When I got back to my office, Benedict was waiting.
'We matched prints off the third Jane Doe. Army record. Reserves. Her name was Nancy Marx. You up for it?'
'Let's go.'
We took the elevator because I wasn't anxious to start bleeding again. Benedict drove. Nancy Marx had lived in a townhouse on Troy, off Irving Park Road. Herb already had a search warrant, should there be a need to break in.
There was no need.
'May I help you?'
A woman answered the door. Elderly, gray, wrinkled, someone's grandmother. My heart clenched.
'I'm Lieutenant Daniels. This is Detective Benedict. Does Nancy Marx live here?'
'Did you find her? I called this morning, but I was told I couldn't fill out a missing person report until she'd been missing two days.'
'Are you related to Nancy?'
'I'm her grandmother. What's going on? Where's Nancy?'
In less than two sentences I destroyed this woman's life. If there was one part of my job I hated the most, this was it. Herb and I stood there, awkwardly, while she went from shock, to denial, to hysteria, and finally to depressed acceptance, moaning like a ghost haunting an old love.
We took turns trying to comfort her.
After the initial outpouring of emotion, they always wanted to know how and why.
We told her the how. We didn't know the why.
'She didn't suffer,' was all we could offer.

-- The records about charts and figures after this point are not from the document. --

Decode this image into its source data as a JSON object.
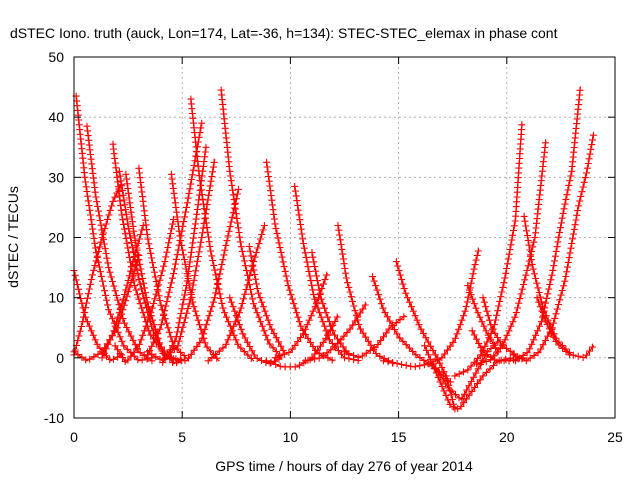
{
  "chart_data": {
    "type": "scatter",
    "title": "dSTEC Iono. truth (auck, Lon=174, Lat=-36, h=134): STEC-STEC_elemax in phase cont",
    "xlabel": "GPS time / hours of day 276 of year 2014",
    "ylabel": "dSTEC  / TECUs",
    "xlim": [
      0,
      25
    ],
    "ylim": [
      -10,
      50
    ],
    "xticks": [
      "0",
      "5",
      "10",
      "15",
      "20",
      "25"
    ],
    "yticks": [
      "-10",
      "0",
      "10",
      "20",
      "30",
      "40",
      "50"
    ],
    "grid": true,
    "marker": "plus",
    "color": "#ff0000",
    "series": [
      {
        "points": [
          [
            0.1,
            43.5
          ],
          [
            0.5,
            30
          ],
          [
            1.0,
            18
          ],
          [
            1.6,
            8
          ],
          [
            2.3,
            2
          ],
          [
            3.0,
            -0.5
          ],
          [
            3.6,
            0
          ]
        ]
      },
      {
        "points": [
          [
            0.0,
            0.5
          ],
          [
            0.4,
            6
          ],
          [
            0.8,
            13
          ],
          [
            1.3,
            20
          ],
          [
            1.8,
            26
          ],
          [
            2.2,
            29
          ]
        ]
      },
      {
        "points": [
          [
            0.0,
            14.5
          ],
          [
            0.5,
            7
          ],
          [
            1.1,
            2
          ],
          [
            1.7,
            -0.5
          ],
          [
            2.2,
            0.5
          ]
        ]
      },
      {
        "points": [
          [
            0.6,
            38.5
          ],
          [
            1.0,
            27
          ],
          [
            1.6,
            15
          ],
          [
            2.3,
            6
          ],
          [
            3.0,
            1
          ],
          [
            3.6,
            -0.5
          ]
        ]
      },
      {
        "points": [
          [
            0.0,
            1
          ],
          [
            0.6,
            -0.5
          ],
          [
            1.3,
            1
          ],
          [
            2.0,
            5
          ],
          [
            2.6,
            12
          ],
          [
            3.0,
            17
          ]
        ]
      },
      {
        "points": [
          [
            1.8,
            35.5
          ],
          [
            2.2,
            24
          ],
          [
            2.8,
            12
          ],
          [
            3.5,
            4
          ],
          [
            4.2,
            0.5
          ],
          [
            4.8,
            -0.5
          ]
        ]
      },
      {
        "points": [
          [
            1.3,
            0
          ],
          [
            1.8,
            4
          ],
          [
            2.3,
            10
          ],
          [
            2.8,
            17
          ],
          [
            3.2,
            22
          ]
        ]
      },
      {
        "points": [
          [
            2.4,
            30.5
          ],
          [
            2.8,
            20
          ],
          [
            3.4,
            9
          ],
          [
            4.0,
            2
          ],
          [
            4.6,
            -1
          ],
          [
            5.1,
            -0.3
          ]
        ]
      },
      {
        "points": [
          [
            3.0,
            31.5
          ],
          [
            3.4,
            20
          ],
          [
            4.0,
            9
          ],
          [
            4.6,
            2
          ],
          [
            5.2,
            0
          ]
        ]
      },
      {
        "points": [
          [
            1.9,
            2
          ],
          [
            2.4,
            -0.8
          ],
          [
            3.0,
            2
          ],
          [
            3.6,
            8
          ],
          [
            4.2,
            16
          ],
          [
            4.6,
            23
          ]
        ]
      },
      {
        "points": [
          [
            2.1,
            31
          ],
          [
            2.5,
            22
          ],
          [
            3.0,
            13
          ],
          [
            3.6,
            5
          ],
          [
            4.2,
            0
          ]
        ]
      },
      {
        "points": [
          [
            4.5,
            30.5
          ],
          [
            4.9,
            20
          ],
          [
            5.5,
            9
          ],
          [
            6.1,
            2
          ],
          [
            6.7,
            -0.5
          ]
        ]
      },
      {
        "points": [
          [
            3.4,
            0.5
          ],
          [
            4.0,
            5
          ],
          [
            4.6,
            14
          ],
          [
            5.2,
            25
          ],
          [
            5.6,
            33
          ],
          [
            5.9,
            39
          ]
        ]
      },
      {
        "points": [
          [
            4.1,
            -0.8
          ],
          [
            4.7,
            3
          ],
          [
            5.2,
            12
          ],
          [
            5.6,
            22
          ],
          [
            6.1,
            35
          ]
        ]
      },
      {
        "points": [
          [
            5.4,
            43
          ],
          [
            5.8,
            30
          ],
          [
            6.3,
            18
          ],
          [
            6.9,
            8
          ],
          [
            7.6,
            2
          ],
          [
            8.3,
            -0.5
          ]
        ]
      },
      {
        "points": [
          [
            3.4,
            1
          ],
          [
            4.1,
            -0.5
          ],
          [
            4.8,
            2
          ],
          [
            5.4,
            10
          ],
          [
            5.9,
            20
          ],
          [
            6.5,
            33
          ]
        ]
      },
      {
        "points": [
          [
            6.8,
            44.5
          ],
          [
            7.2,
            31
          ],
          [
            7.7,
            19
          ],
          [
            8.3,
            9
          ],
          [
            9.0,
            2.5
          ],
          [
            9.6,
            0
          ]
        ]
      },
      {
        "points": [
          [
            4.5,
            0
          ],
          [
            5.2,
            -0.5
          ],
          [
            5.9,
            3
          ],
          [
            6.5,
            10
          ],
          [
            7.1,
            20
          ],
          [
            7.6,
            28
          ]
        ]
      },
      {
        "points": [
          [
            7.2,
            10
          ],
          [
            7.8,
            4
          ],
          [
            8.4,
            0
          ],
          [
            9.0,
            -1
          ],
          [
            9.6,
            0
          ]
        ]
      },
      {
        "points": [
          [
            8.1,
            18.5
          ],
          [
            8.5,
            11
          ],
          [
            9.1,
            5
          ],
          [
            9.7,
            1
          ]
        ]
      },
      {
        "points": [
          [
            8.9,
            32.5
          ],
          [
            9.3,
            22
          ],
          [
            9.9,
            12
          ],
          [
            10.5,
            5
          ],
          [
            11.2,
            1
          ],
          [
            12.0,
            -0.5
          ]
        ]
      },
      {
        "points": [
          [
            6.2,
            -0.5
          ],
          [
            7.0,
            2
          ],
          [
            7.7,
            8
          ],
          [
            8.3,
            16
          ],
          [
            8.8,
            22
          ]
        ]
      },
      {
        "points": [
          [
            10.2,
            28.5
          ],
          [
            10.6,
            19
          ],
          [
            11.1,
            10
          ],
          [
            11.8,
            3
          ],
          [
            12.5,
            0
          ],
          [
            13.2,
            -0.5
          ]
        ]
      },
      {
        "points": [
          [
            11.0,
            17.5
          ],
          [
            11.4,
            10
          ],
          [
            12.0,
            4
          ],
          [
            12.7,
            0.5
          ]
        ]
      },
      {
        "points": [
          [
            12.2,
            22
          ],
          [
            12.6,
            13
          ],
          [
            13.2,
            5
          ],
          [
            14.0,
            0.5
          ],
          [
            14.8,
            -1
          ]
        ]
      },
      {
        "points": [
          [
            8.9,
            -0.5
          ],
          [
            9.6,
            -1.5
          ],
          [
            10.3,
            -1.5
          ],
          [
            11.0,
            0
          ],
          [
            11.6,
            3
          ],
          [
            12.2,
            7
          ]
        ]
      },
      {
        "points": [
          [
            9.3,
            0
          ],
          [
            10.0,
            1
          ],
          [
            10.6,
            4
          ],
          [
            11.2,
            9
          ],
          [
            11.7,
            14
          ]
        ]
      },
      {
        "points": [
          [
            13.8,
            13.5
          ],
          [
            14.3,
            8
          ],
          [
            15.0,
            3.5
          ],
          [
            15.8,
            0.5
          ],
          [
            16.6,
            -1.5
          ],
          [
            17.4,
            -4
          ]
        ]
      },
      {
        "points": [
          [
            10.7,
            -0.5
          ],
          [
            11.4,
            0
          ],
          [
            12.1,
            2
          ],
          [
            12.8,
            5
          ],
          [
            13.5,
            9
          ]
        ]
      },
      {
        "points": [
          [
            14.9,
            16
          ],
          [
            15.3,
            11
          ],
          [
            16.0,
            5
          ],
          [
            16.7,
            0.5
          ],
          [
            17.2,
            -3
          ],
          [
            17.6,
            -8.5
          ]
        ]
      },
      {
        "points": [
          [
            12.5,
            1
          ],
          [
            13.2,
            0
          ],
          [
            14.0,
            2
          ],
          [
            14.6,
            5
          ],
          [
            15.3,
            7
          ]
        ]
      },
      {
        "points": [
          [
            14.3,
            -0.5
          ],
          [
            15.0,
            -1
          ],
          [
            15.7,
            -1.5
          ],
          [
            16.4,
            -1
          ],
          [
            17.0,
            0
          ],
          [
            17.6,
            3
          ],
          [
            18.1,
            8
          ],
          [
            18.5,
            15
          ],
          [
            18.7,
            18
          ]
        ]
      },
      {
        "points": [
          [
            16.2,
            2
          ],
          [
            16.8,
            -3
          ],
          [
            17.4,
            -8
          ],
          [
            17.8,
            -8.5
          ],
          [
            18.3,
            -6
          ],
          [
            18.9,
            -3
          ],
          [
            19.6,
            -0.5
          ],
          [
            20.3,
            0
          ]
        ]
      },
      {
        "points": [
          [
            16.6,
            -1
          ],
          [
            17.3,
            -5
          ],
          [
            17.9,
            -7
          ],
          [
            18.5,
            -3
          ],
          [
            19.1,
            1
          ],
          [
            19.7,
            3
          ]
        ]
      },
      {
        "points": [
          [
            18.2,
            12
          ],
          [
            18.6,
            8
          ],
          [
            19.1,
            4
          ],
          [
            19.6,
            1
          ]
        ]
      },
      {
        "points": [
          [
            18.9,
            10
          ],
          [
            19.3,
            5
          ],
          [
            19.8,
            2
          ],
          [
            20.4,
            0.5
          ]
        ]
      },
      {
        "points": [
          [
            17.6,
            -3
          ],
          [
            18.2,
            -2
          ],
          [
            18.8,
            0.5
          ],
          [
            19.4,
            5
          ],
          [
            19.9,
            13
          ],
          [
            20.4,
            23
          ],
          [
            20.7,
            39
          ]
        ]
      },
      {
        "points": [
          [
            18.6,
            -1
          ],
          [
            19.2,
            -0.5
          ],
          [
            19.8,
            2
          ],
          [
            20.4,
            7
          ],
          [
            20.9,
            14
          ],
          [
            21.3,
            20
          ],
          [
            21.8,
            36
          ]
        ]
      },
      {
        "points": [
          [
            18.4,
            4.5
          ],
          [
            18.9,
            1
          ],
          [
            19.5,
            -0.5
          ],
          [
            20.1,
            -0.5
          ],
          [
            20.8,
            0
          ]
        ]
      },
      {
        "points": [
          [
            20.8,
            23.5
          ],
          [
            21.2,
            15
          ],
          [
            21.7,
            8
          ],
          [
            22.3,
            3
          ],
          [
            23.0,
            0.5
          ],
          [
            23.6,
            0
          ],
          [
            24.0,
            2
          ]
        ]
      },
      {
        "points": [
          [
            20.4,
            -0.5
          ],
          [
            21.0,
            1
          ],
          [
            21.6,
            6
          ],
          [
            22.1,
            14
          ],
          [
            22.6,
            24
          ],
          [
            23.0,
            31
          ],
          [
            23.4,
            45
          ]
        ]
      },
      {
        "points": [
          [
            20.3,
            0.5
          ],
          [
            20.9,
            -0.5
          ],
          [
            21.5,
            1
          ],
          [
            22.1,
            5
          ],
          [
            22.7,
            13
          ],
          [
            23.3,
            25
          ],
          [
            23.7,
            31
          ],
          [
            24.0,
            37
          ]
        ]
      },
      {
        "points": [
          [
            21.4,
            10
          ],
          [
            21.8,
            6
          ],
          [
            22.3,
            2.5
          ],
          [
            22.9,
            0.5
          ]
        ]
      }
    ]
  }
}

The autopsy report had confirmed this. Nancy Marx died from a broken neck. How the ME figured that out from examining an array of body parts amazed me.
'But who did this to her?'
'We don't know yet, Miss...'
'Marx. Sylvia Marx. Nancy's parents, my son and daughter-in-law, died in a car accident seven years ago. She was all I had left.'
We lost her to sobbing again. Benedict made some coffee in the kitchen, and I sat with the old woman on the couch, holding her hand.
'Mrs. Marx, did your granddaughter have any enemies?'
'None. Not one. She was a good girl.'
'How about a boyfriend?'
'No one steady for a while now. Nancy was popular, she dated a lot, but there hasn't been anyone serious since Talon.'
'Talon?'
'Talon Butterfield. Didn't really care for him much. He fooled around on her. They were engaged too. Lived together for a while, and then she moved in with me earlier this year, after she broke up with him. It was nice to have her home.'
Her gray eyes began to blur again.
'Did Nancy know anyone named Theresa Metcalf?' I showed her a picture.
'No. Can't recall. Is she dead too?'
'Yes, ma'am.'
'Pretty thing, like my Nancy.'
I had her look at other pictures, of the first Jane Doe, and of the recent composite of our perp.
'I'm sorry, but no. I don't know any of them.'
'Do you have an address for Talon Butterfield?'
'No. I don't think Nancy does either. When she left, he moved out of town. They haven't been in touch, as far as I know. Do you think Talon was part of this?'
'That's what we're trying to figure out, Mrs. Marx.'
'I never liked the boy, but he wasn't a killer. He loved Nancy. He just couldn't keep his drumstick in his pants.'
Benedict brought us coffee, and we asked a few more questions. After they yielded nothing, we got permission to search Nancy's room.
It was small, modest, and neat. Her drawers held no secrets. There were no letters, no appointment books, no bills, no canceled checks, nothing at all.
It occurred to Herb that maybe Nancy's things might be somewhere else. Not too many people did all of their paperwork in the bedroom. We decided to ask Sylvia. She was in the den, petting a white cat, staring at a framed picture of her dead grandchild. The cat jumped off her lap and fled when we approached.